QAD too slow

Dear All,

Now we got QAD too slow process.
1. MRP 23.2 16hrs.
2. BOM Roll-Up 13.12.13 5hrs.
3. Routing Roll-up 14.13.13 5hrs.

What is wrong with our QAD database?

Cringer Moderator
Staff member
How long should they take? What has changed in the meantime? Is the server running ok? Changes in the network?
We are not clairvoyant here, although it would definitely help. I would look to run some diagnostics and monitoring on the server as a starting point. Maybe investigate installing ProTop (the free version will do just great).


"Now" it is too slow? Was it faster before? If it was faster before "now" then the main question should be "what has changed"?

If it has always been too slow then an investigation of your configuration and potential tuning options will probably be necessary. As Cringer mentions ProTop is an excellent tool to help you get started with that - Progress OpenEdge Monitoring with ProTop - White Star Software

In either case it would also be useful to know what the *expected* and *acceptable* run times are for the functions that are "too slow".

Rob Fitzpatrick Sponsor
What is wrong with our QAD database?
I get questions like this from time to time, where someone asks a question that implies they have already jumped to a conclusion.

If the application is slow, and in particular slower than it used to be, how do you know that the problem is the database being slow? Do you have evidence that someone changed the database configuration for the worse?

Have you investigated other possible contributing factors, e.g.:
  • application code change
  • application configuration change
  • application propath change
  • user behaviour change
  • user count change
  • network change
  • server OS change
  • server workload change
  • virtualization host change
  • storage subsystem change
  • etc. etc.
Also: have you talked to QAD?

Thank you for your answer.
We are doing execute this menu in batch job and see in log file,
1. MRP 23.2 - 16hrs., last month 4-6 hrs.
2. BOM Roll-Up 13.12.13 - 5hrs., last month 1-2hrs.
3. Routing Roll-up 14.13.13 - 5hrs., last month 1-2hrs.

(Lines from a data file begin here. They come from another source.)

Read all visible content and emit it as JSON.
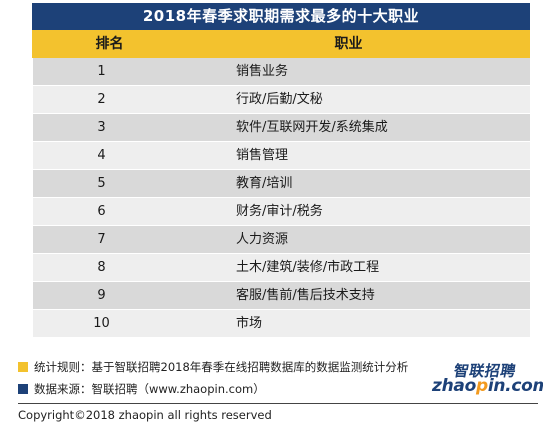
{
  "table": {
    "title": "2018年春季求职期需求最多的十大职业",
    "header_rank": "排名",
    "header_job": "职业",
    "rows": [
      {
        "rank": "1",
        "job": "销售业务"
      },
      {
        "rank": "2",
        "job": "行政/后勤/文秘"
      },
      {
        "rank": "3",
        "job": "软件/互联网开发/系统集成"
      },
      {
        "rank": "4",
        "job": "销售管理"
      },
      {
        "rank": "5",
        "job": "教育/培训"
      },
      {
        "rank": "6",
        "job": "财务/审计/税务"
      },
      {
        "rank": "7",
        "job": "人力资源"
      },
      {
        "rank": "8",
        "job": "土木/建筑/装修/市政工程"
      },
      {
        "rank": "9",
        "job": "客服/售前/售后技术支持"
      },
      {
        "rank": "10",
        "job": "市场"
      }
    ]
  },
  "notes": {
    "rule": "统计规则：基于智联招聘2018年春季在线招聘数据库的数据监测统计分析",
    "source": "数据来源：智联招聘（www.zhaopin.com）"
  },
  "logo": {
    "cn": "智联招聘",
    "en_prefix": "zhao",
    "en_accent": "p",
    "en_suffix": "in.com"
  },
  "copyright": "Copyright©2018 zhaopin all rights reserved",
  "colors": {
    "title_bg": "#1d4178",
    "header_bg": "#f3c22e",
    "row_dark": "#d9d9d9",
    "row_light": "#eeeeee",
    "accent_orange": "#f39a1e"
  }
}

Now, we found corrupt record in tr_hist and we would like to rebuild index for this weekend.

what is your suggestion on this issued?


What is your evidence for having found a "corrupt record"?

Depending on what you have actually found you may, or may not, have a good reason to rebuild one or more indexes.

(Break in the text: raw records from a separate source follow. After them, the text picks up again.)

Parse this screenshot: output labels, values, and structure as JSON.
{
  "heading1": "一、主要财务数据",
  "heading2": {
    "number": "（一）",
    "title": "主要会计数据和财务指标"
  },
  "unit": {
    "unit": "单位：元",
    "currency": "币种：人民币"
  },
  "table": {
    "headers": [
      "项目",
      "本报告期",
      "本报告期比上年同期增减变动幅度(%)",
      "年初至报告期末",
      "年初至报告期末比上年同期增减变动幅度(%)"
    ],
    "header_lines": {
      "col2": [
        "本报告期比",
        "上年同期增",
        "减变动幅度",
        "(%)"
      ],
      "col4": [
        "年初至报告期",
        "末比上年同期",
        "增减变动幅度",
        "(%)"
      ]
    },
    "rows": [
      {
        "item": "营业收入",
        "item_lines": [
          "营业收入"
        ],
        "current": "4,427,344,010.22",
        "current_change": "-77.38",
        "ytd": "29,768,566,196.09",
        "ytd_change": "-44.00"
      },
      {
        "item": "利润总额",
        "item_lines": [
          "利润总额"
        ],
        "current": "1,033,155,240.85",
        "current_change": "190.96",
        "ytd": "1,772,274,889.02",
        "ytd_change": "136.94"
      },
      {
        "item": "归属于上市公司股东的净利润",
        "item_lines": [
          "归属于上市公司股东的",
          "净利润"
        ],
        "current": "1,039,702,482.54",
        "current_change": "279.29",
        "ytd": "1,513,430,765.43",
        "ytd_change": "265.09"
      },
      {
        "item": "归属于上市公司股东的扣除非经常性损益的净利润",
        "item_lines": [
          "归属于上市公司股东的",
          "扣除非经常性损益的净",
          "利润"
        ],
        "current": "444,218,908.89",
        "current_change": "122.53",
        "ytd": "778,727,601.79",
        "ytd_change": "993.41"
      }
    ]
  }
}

It is unlikely that a single "corrupt record" is responsible for the sort of performance difference that you describe and rebuilding one or more indexes is not very likely to result in any significant performance improvement.

It is far more likely that there has been a change in your environment. Some of the more common changes that lead to this sort of dramatic performance loss are:

- migration to new hardware
- conversion to a virtualized host
- implementation of a SAN
- increased activity by other applications on shared infrastructure
- accidental changes to Progress startup parameters or configuration options
Hi Tom,

Now we are already fix corrupt record in tr_hist, but the performance not improve.

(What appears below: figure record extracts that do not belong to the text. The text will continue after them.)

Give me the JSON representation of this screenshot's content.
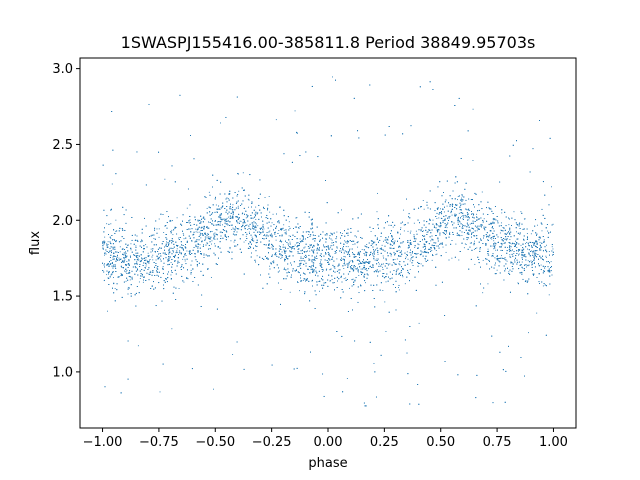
{
  "chart_data": {
    "type": "scatter",
    "title": "1SWASPJ155416.00-385811.8 Period 38849.95703s",
    "xlabel": "phase",
    "ylabel": "flux",
    "xlim": [
      -1.1,
      1.1
    ],
    "ylim": [
      0.63,
      3.07
    ],
    "xticks": [
      -1.0,
      -0.75,
      -0.5,
      -0.25,
      0.0,
      0.25,
      0.5,
      0.75,
      1.0
    ],
    "xtick_labels": [
      "−1.00",
      "−0.75",
      "−0.50",
      "−0.25",
      "0.00",
      "0.25",
      "0.50",
      "0.75",
      "1.00"
    ],
    "yticks": [
      1.0,
      1.5,
      2.0,
      2.5,
      3.0
    ],
    "ytick_labels": [
      "1.0",
      "1.5",
      "2.0",
      "2.5",
      "3.0"
    ],
    "grid": false,
    "legend": "none",
    "marker_color": "#1f77b4",
    "point_count": 9000,
    "phase_range": [
      -1.0,
      1.0
    ],
    "median_flux_profile": {
      "phase": [
        0.0,
        0.05,
        0.1,
        0.15,
        0.2,
        0.25,
        0.3,
        0.35,
        0.4,
        0.45,
        0.5,
        0.55,
        0.6,
        0.65,
        0.7,
        0.75,
        0.8,
        0.85,
        0.9,
        0.95,
        1.0
      ],
      "flux": [
        1.76,
        1.75,
        1.74,
        1.74,
        1.75,
        1.76,
        1.78,
        1.8,
        1.83,
        1.88,
        1.95,
        2.01,
        2.01,
        1.96,
        1.9,
        1.86,
        1.82,
        1.8,
        1.78,
        1.77,
        1.76
      ]
    },
    "scatter_sigma": 0.11,
    "outlier_flux_range": [
      0.75,
      2.95
    ]
  }
}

we try to transfer data to create in Test Server in 1 folder structure in 1 database (all database extend in 1 disc) and we try to run MRP again.
and the result is we can finished in 2.30hrs. of MRP 23.2,It's improve MRP performance.

but MRP process time is 16hrs. in production database and the database structure are in many disc like db1, db2, db3..
Is many disc effect with QAD database performance?

What is your idea?


If the disks are all equally performant from a hardware point of view and you do not cripple them by using RAID5 etc then spreading data across multiple disks will be faster.

If consolidating to a single disk helped things then I imagine the previous disks must have been saturated or very slow devices. You might see something like that if the original disks are on a RAID5 SAN that is in degraded mode (a disk has failed and data is being supplied via parity calculations) or if you consolidated onto an internal SSD. In a case like that, sure, you could see a big improvement.

Test servers are often faster than production servers. In many cases this is because IT has not crippled them by inflicting a SAN upon them or putting them in a brain damaged VM.